Não gosto de citar os outros. Por norma, sou assim. Entendo que temos de ser nós a dizer as coisas, pelas nossas palavras. Na realidade, as palavras não são nossas, são alugadas, emprestadas. Temos a sua propriedade dos centésimos de segundo que vai de quando as pensamos até as proferirmos, com maior ou menor fervor. Com maior ou menor autoconfiança. Com maior ou menor percentagem de verdade. E depois tudo se evapora.  Isto quando temos algo a dizer. 

O que interessa, ou devia interessar-nos, é o que nós pensamos, não se achamos bem ou não o que os outros dizem. Por isso, evito citar os outros. Hoje, contudo, abro uma excepção.   Fracassem de novo.  

Não sou capaz de o dizer melhor, ou com maior ênfase. E repito o que sentiu Beckett, e terão pensado tantos outros, num ou em vários dias da sua vida.   Fracassem melhor.

O que separa Ronaldo de Donetsk em 2012 do de Solna mais de um ano depois? Qual é a diferença entre aquele lance no fim da segunda parte da meia-final com a Espanha e as três jogadas do   hat-trick  à Suécia? Estava escrito que   seria assim, aquele era o plano dos planos, e tinha de funcionar. A Suécia não é a Espanha; sim, Isaksson não é parecido com Casillas; Ibra não é Iniesta, Xavi e Fabregas juntos. Mas, naquele momento, a   SuperRoja  estava tão exposta como os nórdicos. Só que Ronaldo falhou. Fracassou. O pé esquerdo desiludiu-o, a bola saiu por cima. Falhou nessa vez, mas cresceu em cima dos fracassos e voltou. Bateu recordes, os seus e os dos outros, aproximando a Seleção de Chamartín, pontuando para a lenda.  

Esse   Cristiano-Leonardo -que-baralha Pelé tornou-se mais forte que nunca. E não só emendou a meia-final do Euro uma vez, como mais duas, gritando a plenos pulmões   Eu estou aqui, ao mesmo tempo que esmagava latas de   Pepsi-messi  com a mão direita. Deu o exemplo.

Um exemplo para todos. Como no anúncio, podemos sempre dizer que   ainda somos do tempo. Que ainda nos lembramos do passado. E é verdade, ainda me lembro da verticalidade de Lima e das acrobacias de Jackson. As bombas de Cardozo. Ainda tenho em mente os metros quadrados ocupados pelos tentáculos dos polvos Fernando e Matic. Os cortes de Mangala e Garay. As defesas de Helton e Artur. Ainda sinto na efervescência da pele a força de Enzo e a classe de Lucho. Os cruzamentos de Gaitán e Varela. A irreverência de Josué, mas também de Quintero e Markovic. Os raides de Maxi e Danilo, de Sílvio e Alex Sandro. Todos somos desse tempo, penso eu.  

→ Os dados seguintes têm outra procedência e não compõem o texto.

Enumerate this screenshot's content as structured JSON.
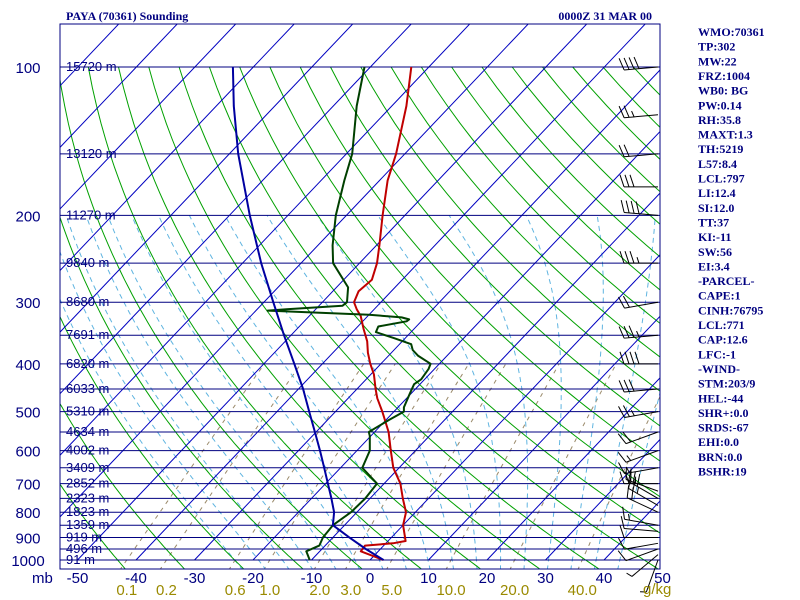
{
  "chart_data": {
    "type": "line",
    "title": "PAYA (70361) Sounding",
    "time": "0000Z 31 MAR 00",
    "pressure_unit": "mb",
    "mixing_ratio_unit": "g/kg",
    "pressure_ticks": [
      100,
      200,
      300,
      400,
      500,
      600,
      700,
      800,
      900,
      1000
    ],
    "height_labels": [
      {
        "p": 100,
        "label": "15720 m"
      },
      {
        "p": 150,
        "label": "13120 m"
      },
      {
        "p": 200,
        "label": "11270 m"
      },
      {
        "p": 250,
        "label": "9840 m"
      },
      {
        "p": 300,
        "label": "8680 m"
      },
      {
        "p": 350,
        "label": "7691 m"
      },
      {
        "p": 400,
        "label": "6820 m"
      },
      {
        "p": 450,
        "label": "6033 m"
      },
      {
        "p": 500,
        "label": "5310 m"
      },
      {
        "p": 550,
        "label": "4634 m"
      },
      {
        "p": 600,
        "label": "4002 m"
      },
      {
        "p": 650,
        "label": "3409 m"
      },
      {
        "p": 700,
        "label": "2852 m"
      },
      {
        "p": 750,
        "label": "2323 m"
      },
      {
        "p": 800,
        "label": "1823 m"
      },
      {
        "p": 850,
        "label": "1359 m"
      },
      {
        "p": 900,
        "label": "919 m"
      },
      {
        "p": 950,
        "label": "496 m"
      },
      {
        "p": 1000,
        "label": "91 m"
      }
    ],
    "temperature_ticks": [
      "-50",
      "-40",
      "-30",
      "-20",
      "-10",
      "0",
      "10",
      "20",
      "30",
      "40",
      "50"
    ],
    "mixing_ratio_ticks": [
      {
        "w": 0.1,
        "label": "0.1"
      },
      {
        "w": 0.2,
        "label": "0.2"
      },
      {
        "w": 0.6,
        "label": "0.6"
      },
      {
        "w": 1.0,
        "label": "1.0"
      },
      {
        "w": 2.0,
        "label": "2.0"
      },
      {
        "w": 3.0,
        "label": "3.0"
      },
      {
        "w": 5.0,
        "label": "5.0"
      },
      {
        "w": 10.0,
        "label": "10.0"
      },
      {
        "w": 20.0,
        "label": "20.0"
      },
      {
        "w": 40.0,
        "label": "40.0"
      }
    ],
    "series": [
      {
        "name": "Temperature",
        "color": "#c00000",
        "points": [
          [
            1000,
            2.3
          ],
          [
            960,
            -3.0
          ],
          [
            935,
            -3.2
          ],
          [
            925,
            1.2
          ],
          [
            915,
            3.0
          ],
          [
            850,
            0.0
          ],
          [
            800,
            -1.6
          ],
          [
            750,
            -4.4
          ],
          [
            700,
            -7.2
          ],
          [
            650,
            -11.0
          ],
          [
            600,
            -14.2
          ],
          [
            550,
            -17.6
          ],
          [
            500,
            -22.0
          ],
          [
            470,
            -25.0
          ],
          [
            450,
            -26.8
          ],
          [
            420,
            -29.5
          ],
          [
            400,
            -31.8
          ],
          [
            380,
            -34.0
          ],
          [
            360,
            -36.0
          ],
          [
            340,
            -38.6
          ],
          [
            320,
            -41.2
          ],
          [
            310,
            -43.0
          ],
          [
            300,
            -44.6
          ],
          [
            285,
            -45.6
          ],
          [
            270,
            -45.2
          ],
          [
            250,
            -47.0
          ],
          [
            230,
            -49.5
          ],
          [
            200,
            -53.8
          ],
          [
            170,
            -58.6
          ],
          [
            150,
            -61.5
          ],
          [
            120,
            -67.5
          ],
          [
            100,
            -73.0
          ]
        ]
      },
      {
        "name": "Dewpoint",
        "color": "#004000",
        "points": [
          [
            1000,
            -10.3
          ],
          [
            960,
            -12.3
          ],
          [
            935,
            -11.0
          ],
          [
            900,
            -11.7
          ],
          [
            850,
            -12.0
          ],
          [
            800,
            -11.0
          ],
          [
            750,
            -10.8
          ],
          [
            700,
            -11.2
          ],
          [
            650,
            -16.3
          ],
          [
            600,
            -17.8
          ],
          [
            560,
            -20.2
          ],
          [
            550,
            -21.0
          ],
          [
            520,
            -19.5
          ],
          [
            500,
            -18.3
          ],
          [
            490,
            -19.0
          ],
          [
            460,
            -20.2
          ],
          [
            440,
            -21.0
          ],
          [
            430,
            -20.6
          ],
          [
            410,
            -21.0
          ],
          [
            400,
            -21.5
          ],
          [
            385,
            -25.0
          ],
          [
            375,
            -26.8
          ],
          [
            365,
            -28.0
          ],
          [
            355,
            -31.8
          ],
          [
            345,
            -36.0
          ],
          [
            336,
            -36.5
          ],
          [
            328,
            -32.5
          ],
          [
            325,
            -32.4
          ],
          [
            322,
            -34.0
          ],
          [
            318,
            -40.0
          ],
          [
            314,
            -52.0
          ],
          [
            312,
            -58.0
          ],
          [
            310,
            -55.0
          ],
          [
            305,
            -46.0
          ],
          [
            300,
            -45.8
          ],
          [
            280,
            -48.0
          ],
          [
            250,
            -54.5
          ],
          [
            230,
            -57.5
          ],
          [
            200,
            -61.8
          ],
          [
            170,
            -66.0
          ],
          [
            150,
            -69.0
          ],
          [
            120,
            -76.0
          ],
          [
            100,
            -81.0
          ]
        ]
      },
      {
        "name": "Parcel",
        "color": "#0000a0",
        "points": [
          [
            1000,
            2.3
          ],
          [
            950,
            -2.5
          ],
          [
            900,
            -7.2
          ],
          [
            850,
            -12.0
          ],
          [
            800,
            -13.9
          ],
          [
            750,
            -16.6
          ],
          [
            700,
            -19.6
          ],
          [
            650,
            -22.8
          ],
          [
            600,
            -26.3
          ],
          [
            550,
            -30.2
          ],
          [
            500,
            -34.5
          ],
          [
            450,
            -39.2
          ],
          [
            400,
            -44.8
          ],
          [
            350,
            -51.2
          ],
          [
            300,
            -58.4
          ],
          [
            250,
            -66.8
          ],
          [
            200,
            -76.5
          ],
          [
            150,
            -88.5
          ],
          [
            120,
            -97.0
          ],
          [
            100,
            -103.5
          ]
        ]
      }
    ],
    "wind_barbs": [
      {
        "p": 1000,
        "dir": 200,
        "kt": 5
      },
      {
        "p": 975,
        "dir": 230,
        "kt": 8
      },
      {
        "p": 950,
        "dir": 250,
        "kt": 10
      },
      {
        "p": 925,
        "dir": 260,
        "kt": 12
      },
      {
        "p": 900,
        "dir": 270,
        "kt": 12
      },
      {
        "p": 875,
        "dir": 275,
        "kt": 14
      },
      {
        "p": 850,
        "dir": 280,
        "kt": 15
      },
      {
        "p": 800,
        "dir": 295,
        "kt": 20
      },
      {
        "p": 775,
        "dir": 300,
        "kt": 25
      },
      {
        "p": 750,
        "dir": 300,
        "kt": 30
      },
      {
        "p": 725,
        "dir": 290,
        "kt": 25
      },
      {
        "p": 700,
        "dir": 270,
        "kt": 20
      },
      {
        "p": 650,
        "dir": 260,
        "kt": 15
      },
      {
        "p": 600,
        "dir": 250,
        "kt": 15
      },
      {
        "p": 550,
        "dir": 250,
        "kt": 20
      },
      {
        "p": 500,
        "dir": 260,
        "kt": 25
      },
      {
        "p": 450,
        "dir": 265,
        "kt": 30
      },
      {
        "p": 400,
        "dir": 270,
        "kt": 40
      },
      {
        "p": 350,
        "dir": 265,
        "kt": 35
      },
      {
        "p": 300,
        "dir": 260,
        "kt": 20
      },
      {
        "p": 250,
        "dir": 270,
        "kt": 35
      },
      {
        "p": 200,
        "dir": 275,
        "kt": 40
      },
      {
        "p": 175,
        "dir": 270,
        "kt": 30
      },
      {
        "p": 150,
        "dir": 265,
        "kt": 20
      },
      {
        "p": 125,
        "dir": 265,
        "kt": 25
      },
      {
        "p": 100,
        "dir": 265,
        "kt": 40
      }
    ]
  },
  "indices": [
    "WMO:70361",
    "TP:302",
    "MW:22",
    "FRZ:1004",
    "WB0: BG",
    "PW:0.14",
    "RH:35.8",
    "MAXT:1.3",
    "TH:5219",
    "L57:8.4",
    "LCL:797",
    "LI:12.4",
    "SI:12.0",
    "TT:37",
    "KI:-11",
    "SW:56",
    "EI:3.4",
    "-PARCEL-",
    "CAPE:1",
    "CINH:76795",
    "LCL:771",
    "CAP:12.6",
    "LFC:-1",
    "-WIND-",
    "STM:203/9",
    "HEL:-44",
    "SHR+:0.0",
    "SRDS:-67",
    "EHI:0.0",
    "BRN:0.0",
    "BSHR:19"
  ],
  "colors": {
    "isobar": "#000080",
    "isotherm": "#0000c0",
    "dry_adiabat": "#00a000",
    "moist_adiabat": "#5fb4e0",
    "mixing_ratio": "#9a8a6a"
  }
}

Tenta. Fracassa. Não importa

Não será fácil. Nunca é. Esqueçam que   a esperança é a última morrer  e que   matematicamente ainda é possível. Tentem, cerrem os dentes e tentem. Não tenham medo do fracasso. Se preciso for, fracassem a tentar. 

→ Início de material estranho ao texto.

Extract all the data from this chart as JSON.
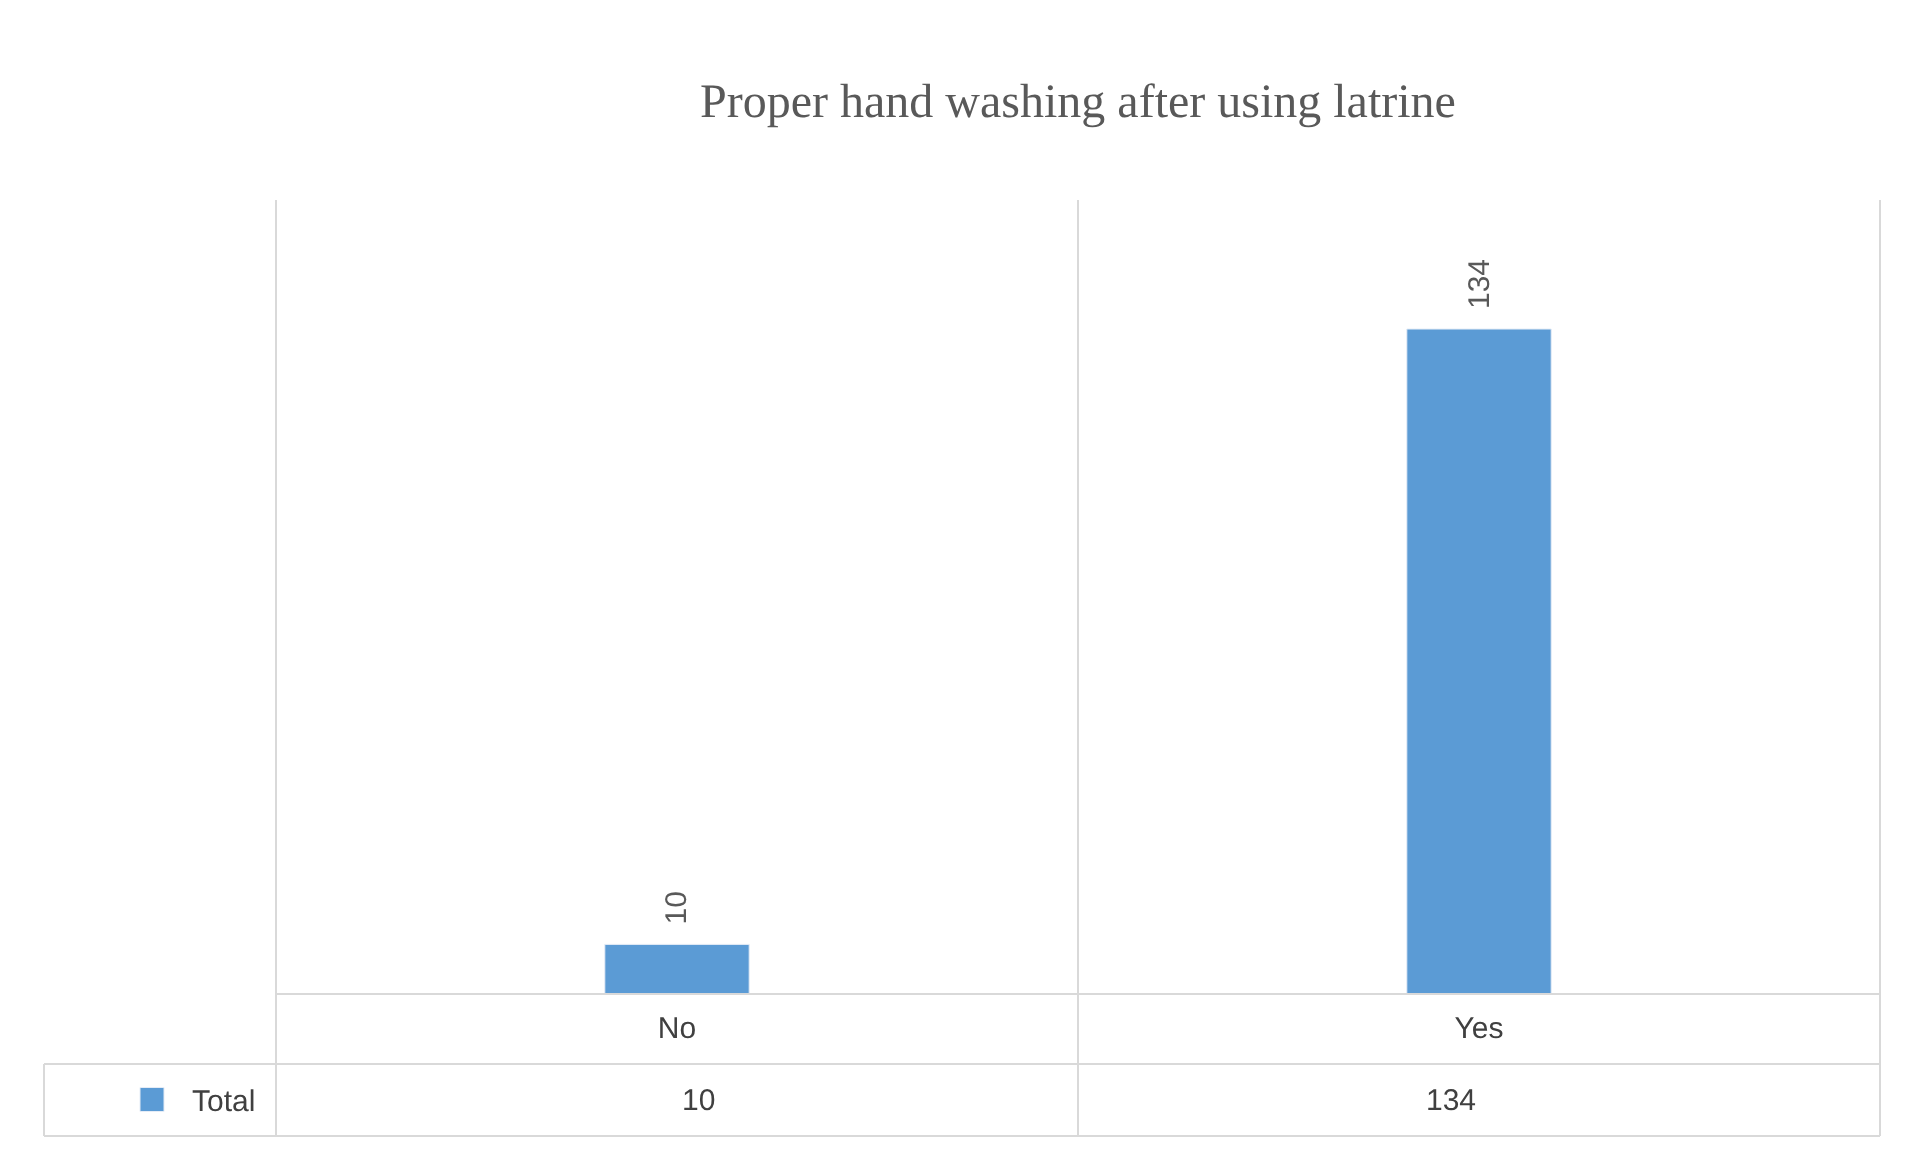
{
  "chart_data": {
    "type": "bar",
    "title": "Proper hand washing after using latrine",
    "categories": [
      "No",
      "Yes"
    ],
    "series": [
      {
        "name": "Total",
        "color": "#5b9bd5",
        "values": [
          10,
          134
        ],
        "value_labels": [
          "10",
          "134"
        ]
      }
    ],
    "ylim": [
      0,
      160
    ],
    "grid": "x",
    "legend": "bottom left",
    "annotations": [
      "10",
      "134"
    ]
  }
}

Que Garay acerte com as diagonais de Markovic, e o sérvio exploda em novo momento de magia. Que Gaitán drible entre belgas e franceses, com aquela rotação de pernas de desenho animado. Sem parar. Que, se não houver Cardozo, alguém lhe vista a pele. 

Jackson, esse, tem de voltar a levantar o Dragão e, depois, que incendeie o Calderón. Quintero vai acertar os livres, tenho fé! Varela será outra vez Varela, sem pensar em Licá. Matic vai estender-se de baliza a baliza, como o super-herói que é. Lucho e Enzo vão criar os golos que os vão manter na Champions.  

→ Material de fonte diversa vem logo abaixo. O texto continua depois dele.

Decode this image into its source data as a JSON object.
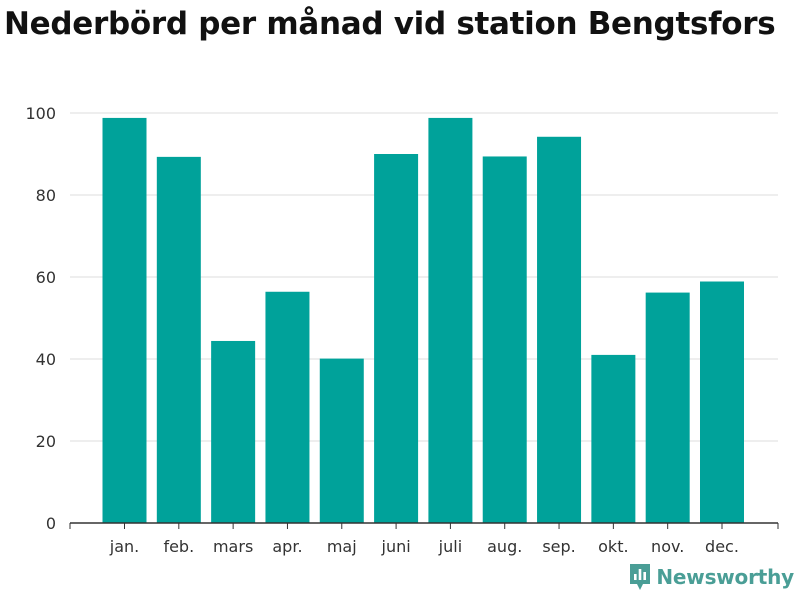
{
  "header": {
    "title": "Nederbörd per månad vid station Bengtsfors"
  },
  "brand": {
    "name": "Newsworthy",
    "logo_icon": "newsworthy-chart-icon",
    "color": "#4a9e96"
  },
  "colors": {
    "bar": "#00a29a"
  },
  "chart_data": {
    "type": "bar",
    "title": "Nederbörd per månad vid station Bengtsfors",
    "xlabel": "",
    "ylabel": "",
    "categories": [
      "jan.",
      "feb.",
      "mars",
      "apr.",
      "maj",
      "juni",
      "juli",
      "aug.",
      "sep.",
      "okt.",
      "nov.",
      "dec."
    ],
    "values": [
      98.8,
      89.3,
      44.4,
      56.4,
      40.1,
      90.0,
      98.8,
      89.4,
      94.2,
      41.0,
      56.2,
      58.9
    ],
    "ylim": [
      0,
      100
    ],
    "yticks": [
      0,
      20,
      40,
      60,
      80,
      100
    ],
    "grid": true,
    "legend": "none"
  }
}
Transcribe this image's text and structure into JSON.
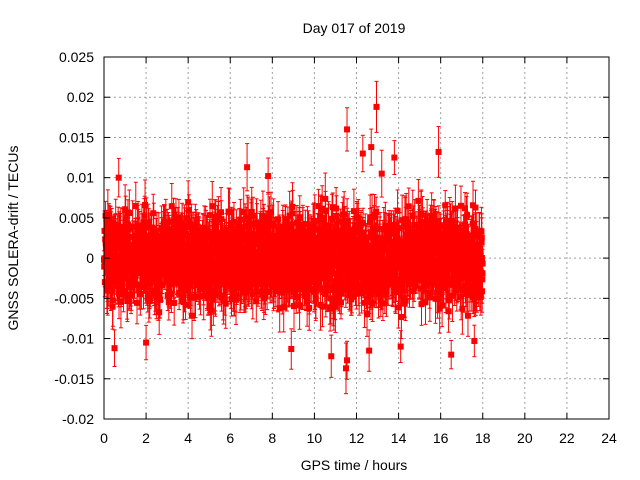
{
  "chart_data": {
    "type": "scatter",
    "title": "Day 017 of 2019",
    "xlabel": "GPS time / hours",
    "ylabel": "GNSS SOLERA-drift / TECUs",
    "xlim": [
      0,
      24
    ],
    "ylim": [
      -0.02,
      0.025
    ],
    "xticks": [
      "0",
      "2",
      "4",
      "6",
      "8",
      "10",
      "12",
      "14",
      "16",
      "18",
      "20",
      "22",
      "24"
    ],
    "yticks": [
      "-0.02",
      "-0.015",
      "-0.01",
      "-0.005",
      "0",
      "0.005",
      "0.01",
      "0.015",
      "0.02",
      "0.025"
    ],
    "grid": true,
    "color": "#ff0000",
    "series": [
      {
        "x_range": [
          0,
          18
        ],
        "x_step": 0.0083,
        "center": 0,
        "spread": [
          -0.008,
          0.008
        ],
        "error_bar": 0.0025,
        "extremes": [
          {
            "x": 11.55,
            "y": 0.016
          },
          {
            "x": 12.3,
            "y": 0.013
          },
          {
            "x": 12.7,
            "y": 0.0138
          },
          {
            "x": 12.95,
            "y": 0.0188
          },
          {
            "x": 13.2,
            "y": 0.0105
          },
          {
            "x": 13.8,
            "y": 0.0125
          },
          {
            "x": 15.9,
            "y": 0.0132
          },
          {
            "x": 6.8,
            "y": 0.0113
          },
          {
            "x": 7.8,
            "y": 0.0102
          },
          {
            "x": 0.7,
            "y": 0.01
          },
          {
            "x": 11.5,
            "y": -0.0137
          },
          {
            "x": 11.55,
            "y": -0.0127
          },
          {
            "x": 10.8,
            "y": -0.0122
          },
          {
            "x": 12.6,
            "y": -0.0115
          },
          {
            "x": 14.1,
            "y": -0.011
          },
          {
            "x": 16.5,
            "y": -0.012
          },
          {
            "x": 8.9,
            "y": -0.0113
          },
          {
            "x": 2.0,
            "y": -0.0105
          },
          {
            "x": 0.5,
            "y": -0.0112
          },
          {
            "x": 17.6,
            "y": -0.0103
          }
        ]
      }
    ]
  }
}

E que se alguém falhar que seja eu com uma frase errada. Com uma gralha, uma figura de estilo fora de sítio. Que fracasse esta crónica, que não tenha ponta por onde se lhe pegue. Que os seus leitores fiquem sem perceber a mensagem. Que me acusem de ser o escritor falhado que há em todo o jornalista que não se limita a escrever breves e textos formatados, já que essa é a opinião de todos os professores de português do país. Dizem!

De todos menos da minha, que me empurrou para isto. 

Vá, rapazes, esqueçam-se do que já passou. E se tiver de ser, pelo menos fracassem melhor. Não se esqueçam, fracassem melhor!